1739-01-15, de Voltaire [François Marie Arouet] à Nicolas Claude Thieriot.

Je fais un effort, et je dérobe un instant aux douleurs d'une espèce de néphrétique dont je suis encor tourmenté pour vous dire que ma plus grande douleur est de ne point recevoir de vos nouvelles.
Plusieurs de mes amis parlent à m. le chancelier. Tout le monde me sert, hors vous. J'ignore même si vous avez ou non envoyé cet exécrable libelle plus fait contre vous que contre moy au prince royal. Je calme autant que je peux le ressentiment inexprimable de madame du Chastelet. Mr de Maupertuis se joint à moy, mais nous ne gagnons rien. Je vous demande en grâce de réparer votre faute.

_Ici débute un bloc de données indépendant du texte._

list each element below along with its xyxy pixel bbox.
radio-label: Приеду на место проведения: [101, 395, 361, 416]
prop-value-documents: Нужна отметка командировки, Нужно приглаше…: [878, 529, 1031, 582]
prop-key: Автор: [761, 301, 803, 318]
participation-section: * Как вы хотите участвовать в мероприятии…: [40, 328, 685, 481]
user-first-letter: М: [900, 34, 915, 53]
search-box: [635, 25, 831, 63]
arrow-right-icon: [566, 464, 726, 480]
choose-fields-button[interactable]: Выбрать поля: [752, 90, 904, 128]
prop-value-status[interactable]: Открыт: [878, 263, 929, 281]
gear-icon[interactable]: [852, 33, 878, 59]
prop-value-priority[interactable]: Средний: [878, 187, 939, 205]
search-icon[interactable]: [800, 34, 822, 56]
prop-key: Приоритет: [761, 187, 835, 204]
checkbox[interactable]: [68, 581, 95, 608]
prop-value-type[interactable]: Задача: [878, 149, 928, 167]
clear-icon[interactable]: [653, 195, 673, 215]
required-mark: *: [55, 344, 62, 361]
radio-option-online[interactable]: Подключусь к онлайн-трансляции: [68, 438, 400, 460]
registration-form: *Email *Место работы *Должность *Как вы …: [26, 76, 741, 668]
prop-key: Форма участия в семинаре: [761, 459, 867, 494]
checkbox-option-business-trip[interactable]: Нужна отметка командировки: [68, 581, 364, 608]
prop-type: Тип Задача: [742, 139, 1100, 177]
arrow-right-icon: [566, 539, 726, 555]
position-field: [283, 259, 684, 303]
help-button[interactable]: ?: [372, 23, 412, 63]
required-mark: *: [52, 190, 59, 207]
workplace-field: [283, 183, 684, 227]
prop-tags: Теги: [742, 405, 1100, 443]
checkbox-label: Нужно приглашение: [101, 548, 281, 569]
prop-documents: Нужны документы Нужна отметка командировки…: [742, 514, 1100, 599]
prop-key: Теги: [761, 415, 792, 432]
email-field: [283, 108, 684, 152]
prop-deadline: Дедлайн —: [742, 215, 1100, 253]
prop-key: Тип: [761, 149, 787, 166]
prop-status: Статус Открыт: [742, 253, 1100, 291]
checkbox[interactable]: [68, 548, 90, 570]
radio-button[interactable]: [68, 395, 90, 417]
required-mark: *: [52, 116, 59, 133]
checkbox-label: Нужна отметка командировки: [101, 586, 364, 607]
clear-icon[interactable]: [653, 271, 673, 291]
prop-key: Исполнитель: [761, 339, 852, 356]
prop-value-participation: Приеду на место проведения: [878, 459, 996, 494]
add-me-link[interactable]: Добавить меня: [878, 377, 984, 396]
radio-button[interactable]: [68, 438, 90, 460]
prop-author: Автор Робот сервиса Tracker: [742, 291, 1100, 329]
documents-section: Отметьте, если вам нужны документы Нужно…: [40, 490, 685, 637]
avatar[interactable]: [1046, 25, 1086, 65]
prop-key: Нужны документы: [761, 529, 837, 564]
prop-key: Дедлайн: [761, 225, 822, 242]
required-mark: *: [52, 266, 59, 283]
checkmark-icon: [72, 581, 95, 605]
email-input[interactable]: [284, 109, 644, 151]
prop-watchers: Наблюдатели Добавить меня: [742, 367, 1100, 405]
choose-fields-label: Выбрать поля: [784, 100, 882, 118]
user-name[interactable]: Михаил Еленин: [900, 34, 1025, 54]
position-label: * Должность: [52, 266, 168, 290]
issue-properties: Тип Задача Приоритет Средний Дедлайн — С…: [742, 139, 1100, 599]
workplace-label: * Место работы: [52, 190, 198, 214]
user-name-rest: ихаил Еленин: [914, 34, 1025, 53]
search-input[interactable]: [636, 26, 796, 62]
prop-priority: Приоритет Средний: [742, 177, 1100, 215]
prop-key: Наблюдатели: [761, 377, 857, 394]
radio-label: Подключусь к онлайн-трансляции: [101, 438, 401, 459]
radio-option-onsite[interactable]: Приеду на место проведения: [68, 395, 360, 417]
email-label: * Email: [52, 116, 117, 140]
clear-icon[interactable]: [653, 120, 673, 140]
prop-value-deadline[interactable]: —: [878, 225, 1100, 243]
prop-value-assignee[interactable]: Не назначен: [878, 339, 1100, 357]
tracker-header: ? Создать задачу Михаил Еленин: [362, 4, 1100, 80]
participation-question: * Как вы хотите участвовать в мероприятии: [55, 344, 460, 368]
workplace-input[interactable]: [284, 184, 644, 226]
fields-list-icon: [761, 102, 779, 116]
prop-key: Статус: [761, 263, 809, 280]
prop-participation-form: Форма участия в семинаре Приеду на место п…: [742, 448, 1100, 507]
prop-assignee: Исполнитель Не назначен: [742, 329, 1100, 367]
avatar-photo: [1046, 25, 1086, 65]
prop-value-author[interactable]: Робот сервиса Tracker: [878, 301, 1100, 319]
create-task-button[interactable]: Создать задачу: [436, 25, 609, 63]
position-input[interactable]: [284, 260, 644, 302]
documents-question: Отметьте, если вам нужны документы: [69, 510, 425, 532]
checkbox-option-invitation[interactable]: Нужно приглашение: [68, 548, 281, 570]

Je ne sçai pourquoi monsieur le marquis du Chastelet a voulu absolument vous écrire et à mr de la Popliniere. Il n'en étoit pas besoin, mais mr et me du Chastelet sont des amis si vifs et si respectables, qu'ils aiment mieux faire trop que trop peu. La lettre de madame de Berniere, est ce qu'on pouvoit de plus fort. En un mot tout le monde a fait son devoir. Mon amitié m'assure que personne ne le fera mieux que vous. Cependant nous sommes au 15 janvier et je n'entends point parler de vous.

Je reçois une lettre du père Porée.

En voicy les premières lignes.

Monsieur,

Je ne me pardonerais pas si j'avois été assez lâche et assez perfide pour trahir iamais en public ou en particulier les sentimens de respect, d'estime et d'amitié que j'ay pour vous . . . . Je vous envoye L'endroit de mon discours qu'on a pu si injustement soupçoner.

Et il me L'envoye. Voylà comme les amis en usent. Votre cœur n'aura pas besoin d'exemple, mais j'attends de vos nouvelles.